According to the app on my smartwatch and phone these walks are burning close to 400 calories a time.
I manage to keep the daily walks going from May through to early August thanks to some great weather through those spring and early summer months.
Not drinking is less successful and it’s creeping up again.
There’s 2 nights out, one with some former work colleagues, one at a current work event. Both result in blackouts.
After the work event I find a quarter bottle of vodka, unopened, in my hotel room. I check my phone and see I left the hotel at about 1am, walked to an all-night mini-market and back to the hotel. My payment app confirms that’s when I made the purchase.
I passed out in my room before I could drink it, which is fortunate. If I had drank it I would have missed breakfast and the meeting I was supposed to be attending that morning.
I struggle through both anyway.
4 weeks later, I’m back to daily drinking and back on a bottle of wine and ½ bottle of vodka.
I take a long hard look over the last 5 years, the last 11 months, the last 7 months.
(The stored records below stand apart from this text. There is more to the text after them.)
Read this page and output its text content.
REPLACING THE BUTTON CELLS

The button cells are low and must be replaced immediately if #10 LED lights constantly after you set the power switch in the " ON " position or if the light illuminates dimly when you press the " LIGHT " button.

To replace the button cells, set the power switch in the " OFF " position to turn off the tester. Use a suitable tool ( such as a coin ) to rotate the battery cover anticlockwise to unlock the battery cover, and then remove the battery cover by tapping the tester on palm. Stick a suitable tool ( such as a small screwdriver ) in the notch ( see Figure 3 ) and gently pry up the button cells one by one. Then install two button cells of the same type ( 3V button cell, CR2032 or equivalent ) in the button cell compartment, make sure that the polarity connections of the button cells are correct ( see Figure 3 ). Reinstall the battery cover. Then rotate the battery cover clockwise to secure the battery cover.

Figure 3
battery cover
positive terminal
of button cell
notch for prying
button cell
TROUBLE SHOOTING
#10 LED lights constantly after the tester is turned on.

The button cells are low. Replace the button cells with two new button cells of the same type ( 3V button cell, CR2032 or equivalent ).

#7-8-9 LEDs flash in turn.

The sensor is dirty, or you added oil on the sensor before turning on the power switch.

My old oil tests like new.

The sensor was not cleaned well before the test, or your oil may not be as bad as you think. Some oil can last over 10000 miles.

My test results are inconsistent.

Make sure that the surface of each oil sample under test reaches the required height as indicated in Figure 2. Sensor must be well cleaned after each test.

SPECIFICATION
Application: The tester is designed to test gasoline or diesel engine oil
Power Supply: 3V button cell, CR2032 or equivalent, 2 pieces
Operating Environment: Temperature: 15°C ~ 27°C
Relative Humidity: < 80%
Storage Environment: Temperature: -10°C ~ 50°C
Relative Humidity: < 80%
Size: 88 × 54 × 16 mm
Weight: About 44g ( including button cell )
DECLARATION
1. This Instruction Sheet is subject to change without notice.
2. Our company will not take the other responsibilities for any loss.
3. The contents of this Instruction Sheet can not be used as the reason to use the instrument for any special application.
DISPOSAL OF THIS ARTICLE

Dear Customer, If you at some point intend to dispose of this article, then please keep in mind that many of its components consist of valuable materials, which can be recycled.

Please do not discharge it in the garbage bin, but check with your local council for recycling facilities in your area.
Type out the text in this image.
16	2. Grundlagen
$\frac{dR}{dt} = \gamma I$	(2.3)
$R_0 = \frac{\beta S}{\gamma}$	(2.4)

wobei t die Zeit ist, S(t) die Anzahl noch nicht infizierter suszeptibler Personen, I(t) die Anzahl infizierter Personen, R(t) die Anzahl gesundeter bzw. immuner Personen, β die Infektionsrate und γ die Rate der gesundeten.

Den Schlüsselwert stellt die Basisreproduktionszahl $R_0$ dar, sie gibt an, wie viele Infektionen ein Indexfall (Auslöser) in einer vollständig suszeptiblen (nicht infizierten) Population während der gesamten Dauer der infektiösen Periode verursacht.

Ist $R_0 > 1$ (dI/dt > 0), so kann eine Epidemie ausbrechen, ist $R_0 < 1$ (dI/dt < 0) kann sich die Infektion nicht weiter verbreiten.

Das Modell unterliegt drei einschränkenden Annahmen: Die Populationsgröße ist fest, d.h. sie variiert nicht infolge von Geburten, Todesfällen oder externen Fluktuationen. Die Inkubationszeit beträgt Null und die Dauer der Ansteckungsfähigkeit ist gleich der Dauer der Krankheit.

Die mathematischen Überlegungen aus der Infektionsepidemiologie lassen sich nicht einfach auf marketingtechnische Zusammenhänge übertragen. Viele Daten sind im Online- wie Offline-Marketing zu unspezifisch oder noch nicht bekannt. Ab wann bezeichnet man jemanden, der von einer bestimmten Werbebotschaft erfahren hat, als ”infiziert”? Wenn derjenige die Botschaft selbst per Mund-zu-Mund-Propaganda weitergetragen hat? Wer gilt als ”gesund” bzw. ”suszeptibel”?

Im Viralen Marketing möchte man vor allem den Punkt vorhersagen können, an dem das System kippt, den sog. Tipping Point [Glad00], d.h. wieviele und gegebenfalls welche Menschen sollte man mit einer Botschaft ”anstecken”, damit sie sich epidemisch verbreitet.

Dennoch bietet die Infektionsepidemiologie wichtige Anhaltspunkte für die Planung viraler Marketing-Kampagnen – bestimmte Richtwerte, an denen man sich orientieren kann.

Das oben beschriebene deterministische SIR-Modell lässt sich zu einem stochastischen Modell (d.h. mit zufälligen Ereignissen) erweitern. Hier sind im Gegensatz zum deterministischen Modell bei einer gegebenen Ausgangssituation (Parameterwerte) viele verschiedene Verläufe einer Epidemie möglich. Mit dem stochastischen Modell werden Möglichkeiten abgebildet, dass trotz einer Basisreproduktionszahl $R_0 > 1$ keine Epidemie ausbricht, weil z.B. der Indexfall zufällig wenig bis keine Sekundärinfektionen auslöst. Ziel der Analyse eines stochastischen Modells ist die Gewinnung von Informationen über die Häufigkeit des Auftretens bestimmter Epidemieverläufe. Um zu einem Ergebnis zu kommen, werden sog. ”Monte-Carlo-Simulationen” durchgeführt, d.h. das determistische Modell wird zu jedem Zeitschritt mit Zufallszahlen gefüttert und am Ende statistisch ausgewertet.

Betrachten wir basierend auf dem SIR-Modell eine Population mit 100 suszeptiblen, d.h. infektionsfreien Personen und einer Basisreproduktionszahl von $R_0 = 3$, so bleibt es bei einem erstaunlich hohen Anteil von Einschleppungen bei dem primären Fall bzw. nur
I’m 60 now and I’m not a happy camper.
I finally acceptI have no control over the alcohol consumption; it’s controlling me.
I’m think about how this is likely to play out and see only misery and early death from some alcohol related disease or mishap. I don’t want this, I want to live, for my wife, for the dogs, for myself.
I Google search for local addiction services and find the local NHS has a self-referral form.
I fill it in. I’ve finally admitted to myself and accepted that I have an alcohol dependency. I’m a high functioning alcoholic.
Just accepting this lifts me. Filling in the form and being honest about the number of units I’ve drank in the last week, 186 units, takes even more weight off.
186 units. In a week, regularly.
The NHS recommendation is no more than 14 units per week for both men and women. Various studies, UK based and international, are clear that no amount of alcohol is safe. I knew this, I know this. But it didn’t stop me drinking 186 units a week, over 13 times the recommended maximum.
I marvel, a little, even now, that I’m still alive.
About 2 hours after filling in the referral form, I get a call from the addiction unit. I’m impressed and relieved in equal measure.
Can I get into their office on Thursday week?
Do bears do things in woodland? Oh yes.
In the meantime, please don’t stop drinking. (What? But that’s the whole point of this exercise, I want to stop!)
I don’t question this, why would I? It’s a green light I don’t have to stop drinking yet, there’s 10 more days drinking left, whoo-hoo.
And that, ladies and gentlemen, boys and girls, lords and ladies, is how alcohol works, it twists the brain and screws up your ability to reason, even when sober.
So, I carry on drinking.
There’s solid and very real reason’s I was given the advice not to stop.
Going cold turkey from a heavy drinking habit has profound effects on the body.
Alcohol is a depressant, not just emotionally, but also physiologically. It depresses important chemical transmitters in the brain that don’t just regulate our emotions but also things in the autonomous nervous system, and that impacts the circadian rhythms, digestion, breathing and the heart.
Suddenly stopping can lead to the shakes, something I’d already experienced. It can also trigger hallucinations as the brain is pumping stimulants out to counter a depressant that’s no longer present. That flood of stimulants can trigger seizures, increased heart rate, increaseed blood pressure and, worst-case scenario, death.
Going cold turkey can kill you, literally push you from this world to non-existence. In a blink of an eye.
That’s why alcohol is so dangerous, it is a physically as well as psychologically addictive substances with real and dangerous consequences beyond those more usually recognised as the drinker being a bit of a dick when pissed. Coming off alcohol can be fatal if it’s not managed appropriately.